For the caramelised onions

  • 2 red onions sliced
  • 2 tbsp olive oil
  • Pinch sea salt
  • 1 tbsp balsamic vinegar

For the pesto

  • 30 g fresh basil
  • 3 tbsp extra virgin olive oil
  • Pinch sea salt
  • 1 clove garlic
  • 50 g California walnuts
  • 4 tbsp nutritional yeast
  • 50 ml water
  • Juice 1/2 lemon

For the crust

  • 2 tbsp ground flaxseed
  • 6 tbsp water
  • 50 g ground California Walnuts
  • 165 g plain flour
  • 2 tbsp oil
  • 7 tbsp plant based milk
  • Pinch sea salt

For the toppings

  • California Walnuts
  • A drizzle of olive oil

Instructions

To cook the squash

  • Add the squash, olive and salt to a baking tray and roast on 180c for 35 -40 minutes until soft. Set aside.

To cook the onions

  • Add the oil and sliced onion to a small pan and fry slowly on a low heat for 15-20 minutes until caramelised.
  • Then add the salt, balsamic and pepper. Set aside.
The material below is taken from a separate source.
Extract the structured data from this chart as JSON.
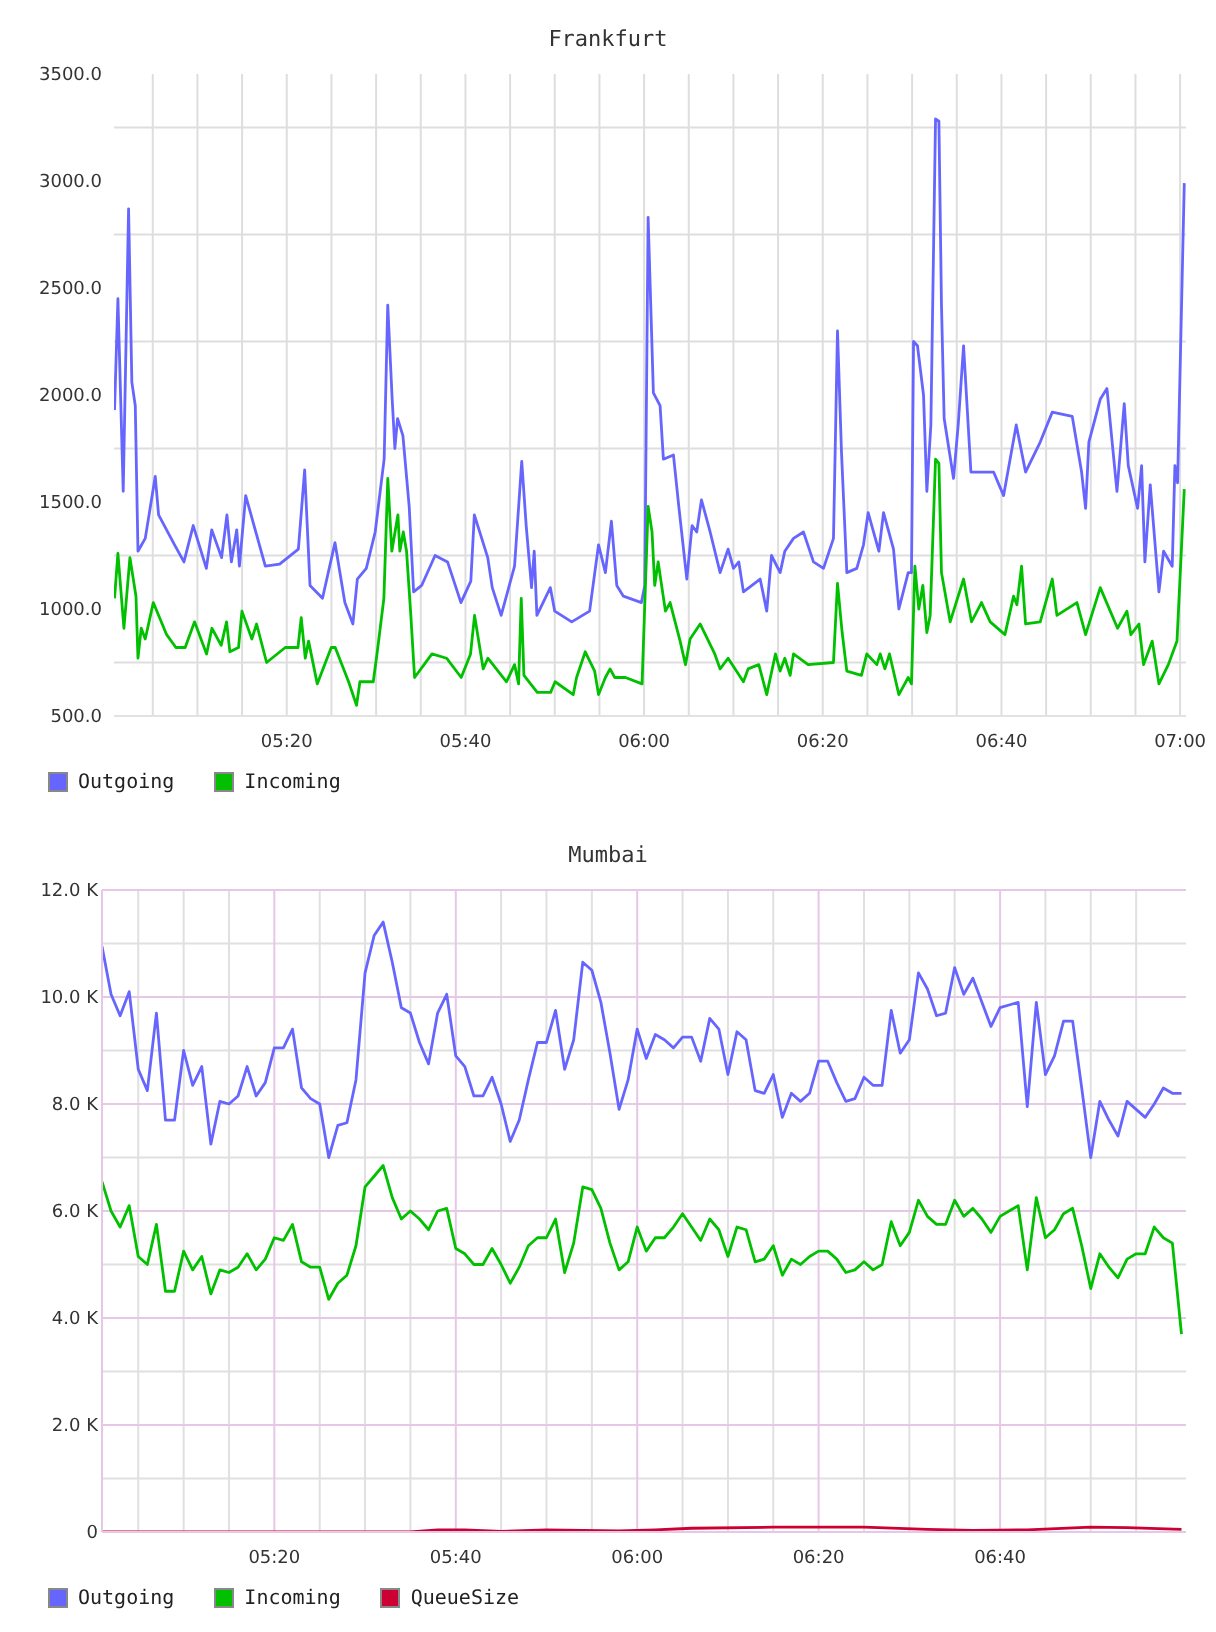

To make the squash filling

  • Add all the ingredients to a food processor or high-speed blender and blitz to a smooth paste.

To make the pesto

  • Add all the ingredients to a food processor or high-speed blender and blitz to a chunky paste.

To make the tart

  • Preheat the oven to 180c.
  • Make the flax egg by mixing the ground flax and water in a bowl - set aside to thicken.
  • Blitz the walnuts in a food processor to a chunky crumb.
  • Then add all remaining ingredients and blitz thoroughly to form a dough.
  • Line a large baking tray with baking paper.
  • Form the dough into a ball and roll into a circle approx
  • Transfer to the baking tray then spread the squash mix over the top - leave a 1 /1/2 cm around the edge with no filling.
  • Now add the caramelised onions, reserved roast squash, a handful of walnuts and dollops of the pesto (approx half).
  • Fold up the outer edges of the crust towards the centre of the galette.
  • Crimp them a little to seal.
  • Brush the crust with a little olive oil and then bake for 25 minutes.
  • Remove from the oven to cool a little.
  • Thin the remaining pesto out with a little water, then drizzle over the top.